The American Nurses Association (ANA) defines a healthy nurse as actively focusing on creating and maintaining a balance of physical, intellectual, emotional, social, spiritual, personal, and professional well-being (Healthy Nurse, Healthy Nation, 2016). While this recommendation may appear simple, the complexity and difficulty of implementing self-care behaviors into a nurse’s professional and personal environment is challenging. Poor self-care is a prevalent issue in healthcare (Levtak, 2013). The purpose of this project is to explore the current literature on nursing self-care and its’ impact on patient safety, satisfaction, and nurse well-being. Strategies for cultivating self-care behaviors throughout ones’ nursing career, and integrating self-care at the unit, and more broadly, promoting a culture within hospitals, which foster staff self-care, will have the greatest impact on patient outcomes, as measured by pre and post intervention patient and staff questionnaires.
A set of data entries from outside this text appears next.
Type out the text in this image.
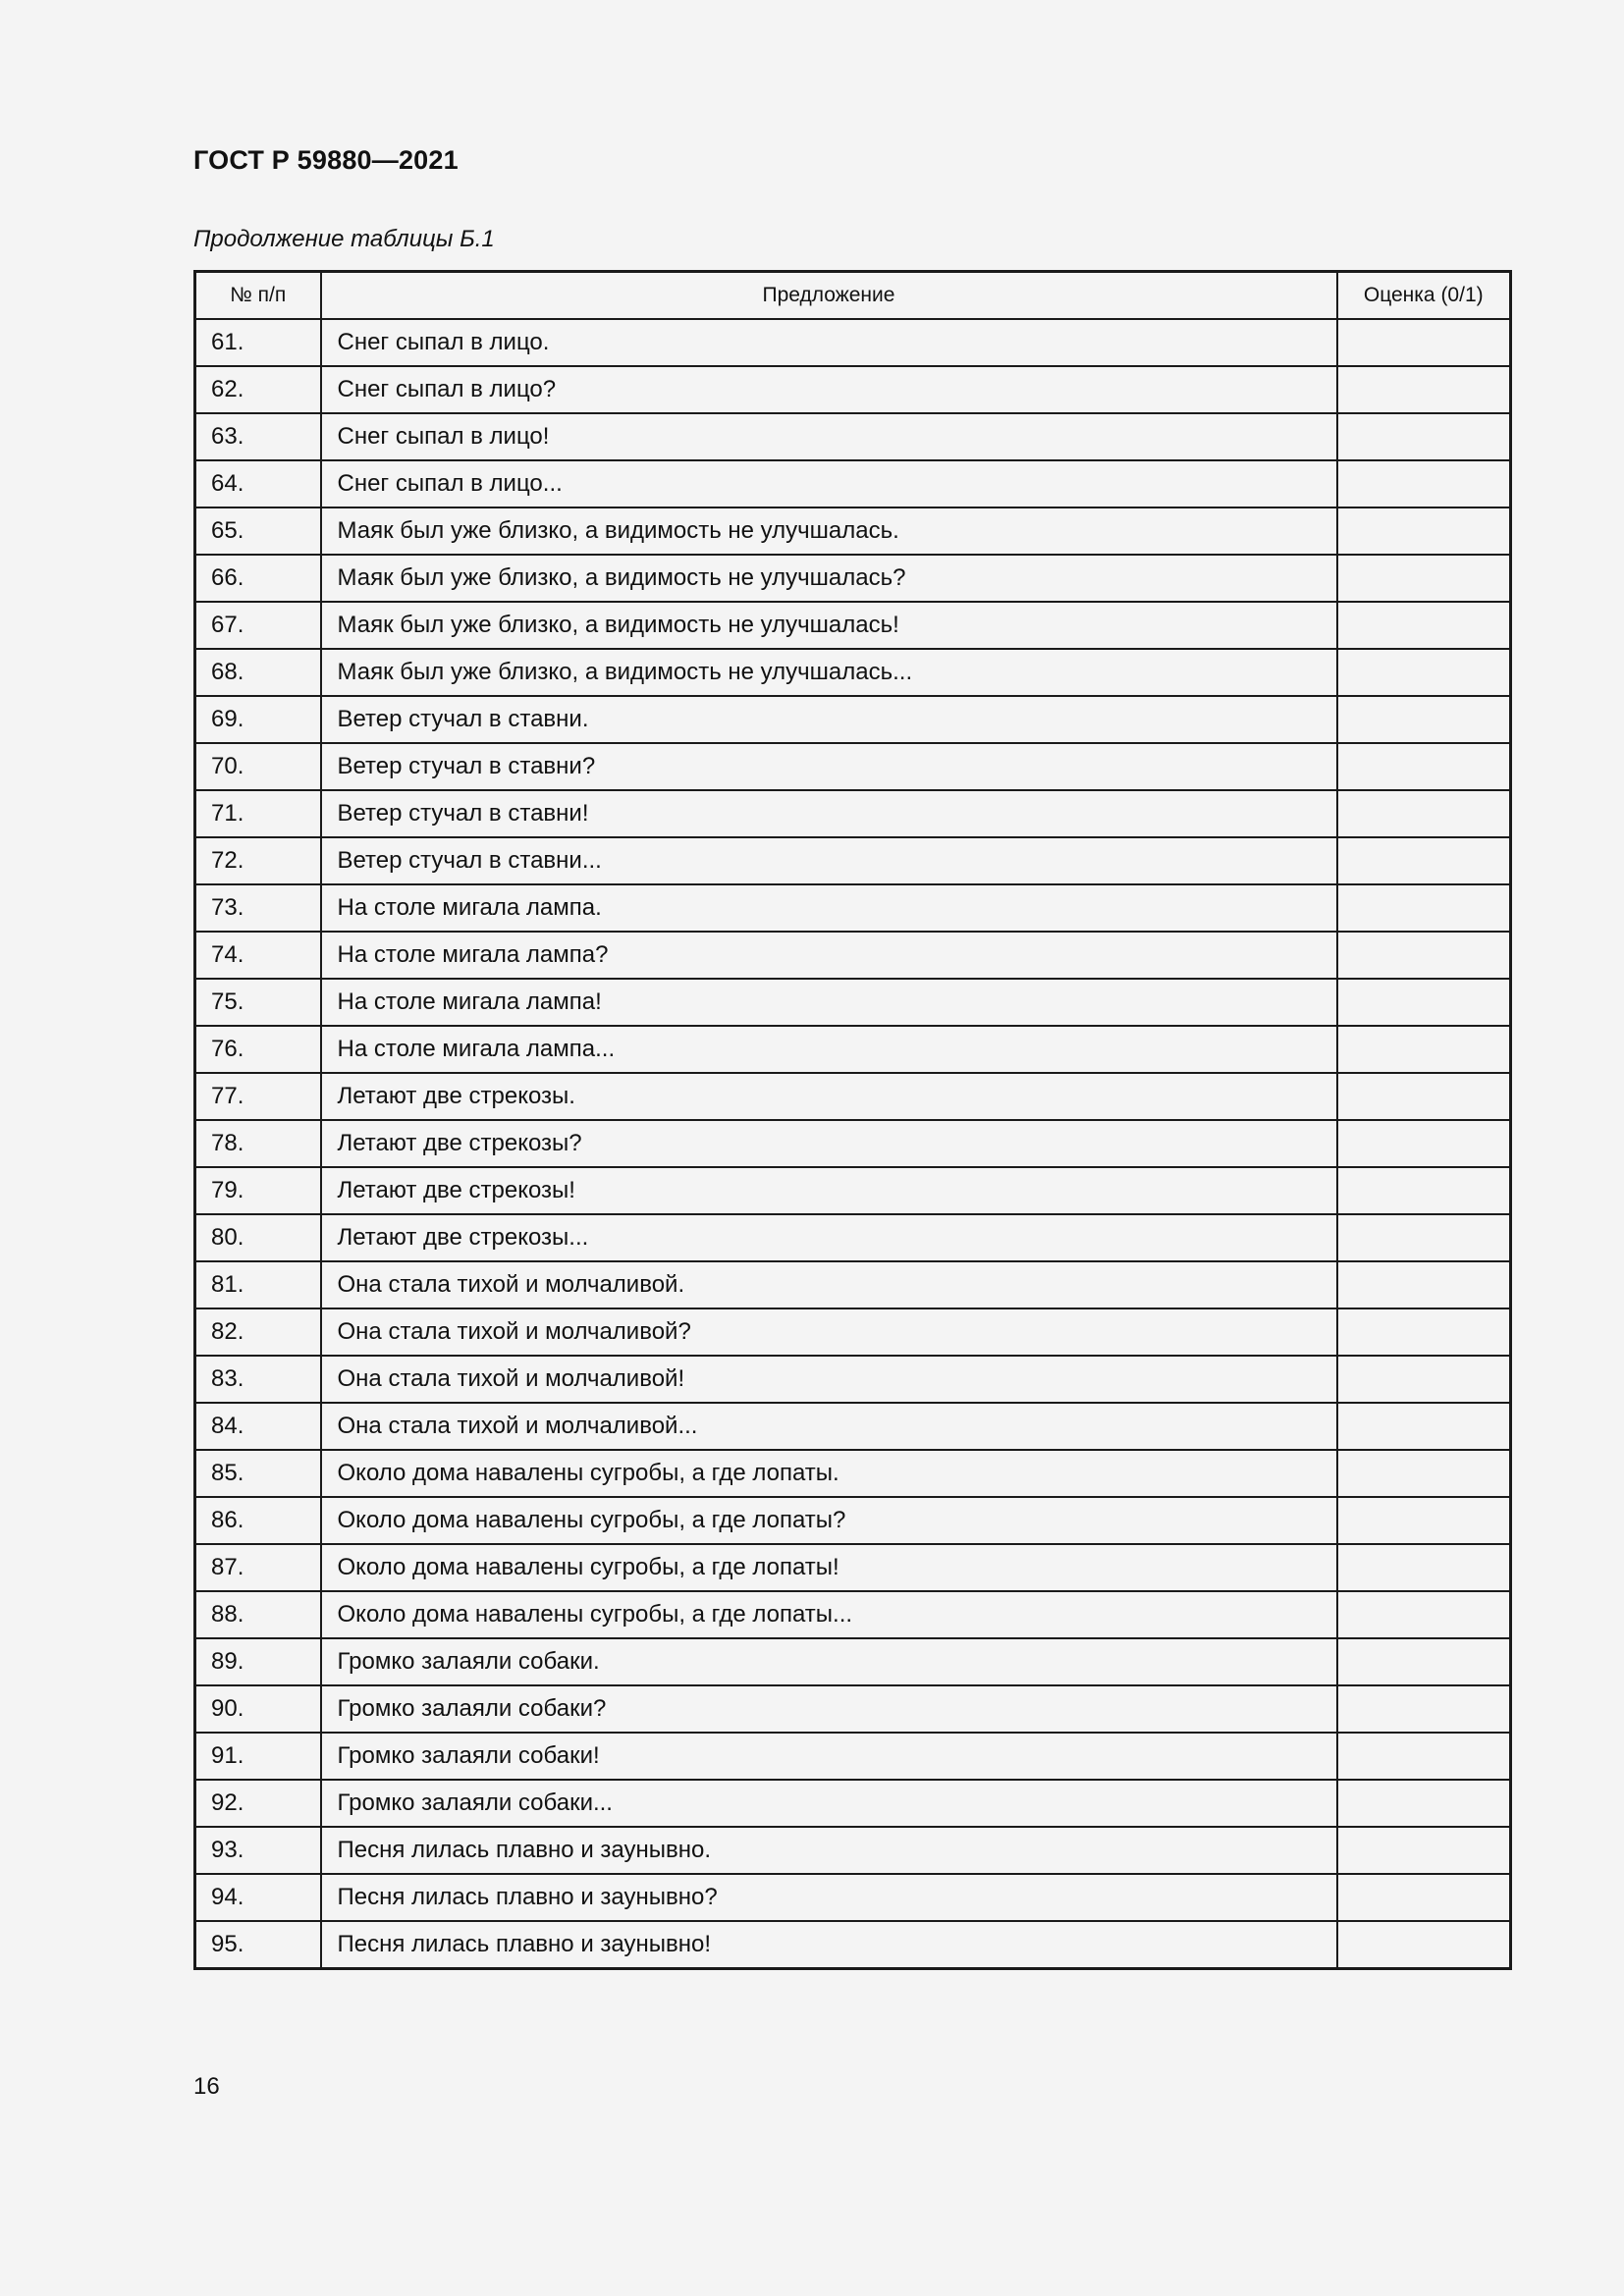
ГОСТ Р 59880—2021
Продолжение таблицы Б.1
№ п/п	Предложение	Оценка (0/1)
61.	Снег сыпал в лицо.	
62.	Снег сыпал в лицо?	
63.	Снег сыпал в лицо!	
64.	Снег сыпал в лицо...	
65.	Маяк был уже близко, а видимость не улучшалась.	
66.	Маяк был уже близко, а видимость не улучшалась?	
67.	Маяк был уже близко, а видимость не улучшалась!	
68.	Маяк был уже близко, а видимость не улучшалась...	
69.	Ветер стучал в ставни.	
70.	Ветер стучал в ставни?	
71.	Ветер стучал в ставни!	
72.	Ветер стучал в ставни...	
73.	На столе мигала лампа.	
74.	На столе мигала лампа?	
75.	На столе мигала лампа!	
76.	На столе мигала лампа...	
77.	Летают две стрекозы.	
78.	Летают две стрекозы?	
79.	Летают две стрекозы!	
80.	Летают две стрекозы...	
81.	Она стала тихой и молчаливой.	
82.	Она стала тихой и молчаливой?	
83.	Она стала тихой и молчаливой!	
84.	Она стала тихой и молчаливой...	
85.	Около дома навалены сугробы, а где лопаты.	
86.	Около дома навалены сугробы, а где лопаты?	
87.	Около дома навалены сугробы, а где лопаты!	
88.	Около дома навалены сугробы, а где лопаты...	
89.	Громко залаяли собаки.	
90.	Громко залаяли собаки?	
91.	Громко залаяли собаки!	
92.	Громко залаяли собаки...	
93.	Песня лилась плавно и заунывно.	
94.	Песня лилась плавно и заунывно?	
95.	Песня лилась плавно и заунывно!	
16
A lack of self-care contributes to increased stress, which negatively impacts patient care in a multitude of ways. The 2011 ANA Health and Safety Survey found that the top health and safety concern among nurses is the acute and chronic effects of stress and overwork. (ANA Health and Safety Survey, 2016). Nurses who work with pain or depression reported more medication errors, patient falls and provided a lower quality of care (Levtak, Ruhm, & Gupta, 2014), however, frequent self-care behavior can facilitate stress reduction. A literature review by Letvak (2013) showed 18 studies on improving nurse health. On-site wellness programs, offering Tai-Chi, fitness classes, ergonomic training programs, message, CBT programs, and grief debriefing, significantly improved nurse health. Additionally, hospitals and nursing managers who promote self-care behaviors for staff, as a means of personal empowerment, report fewer falls and nurse-assessed risks (Purdy et al., 2010). These findings support the need for evidence-based interventions to foster self-care.

Self-care is a skill which must be introduced early, and cultivated throughout one's’ nursing career. Nursing curriculum should include self-care coursework. Once in the workforce, nurses need the continued support of nursing managers and hospital administrators to ensure self-care is incorporated into the working environment. Adequate staffing, support programs, activities providing opportunities for self-care, and a culture which values wellness are presented in detail. This project will aide in increasing self-care behaviors, and ultimately provide the highest level of care and satisfaction for patients.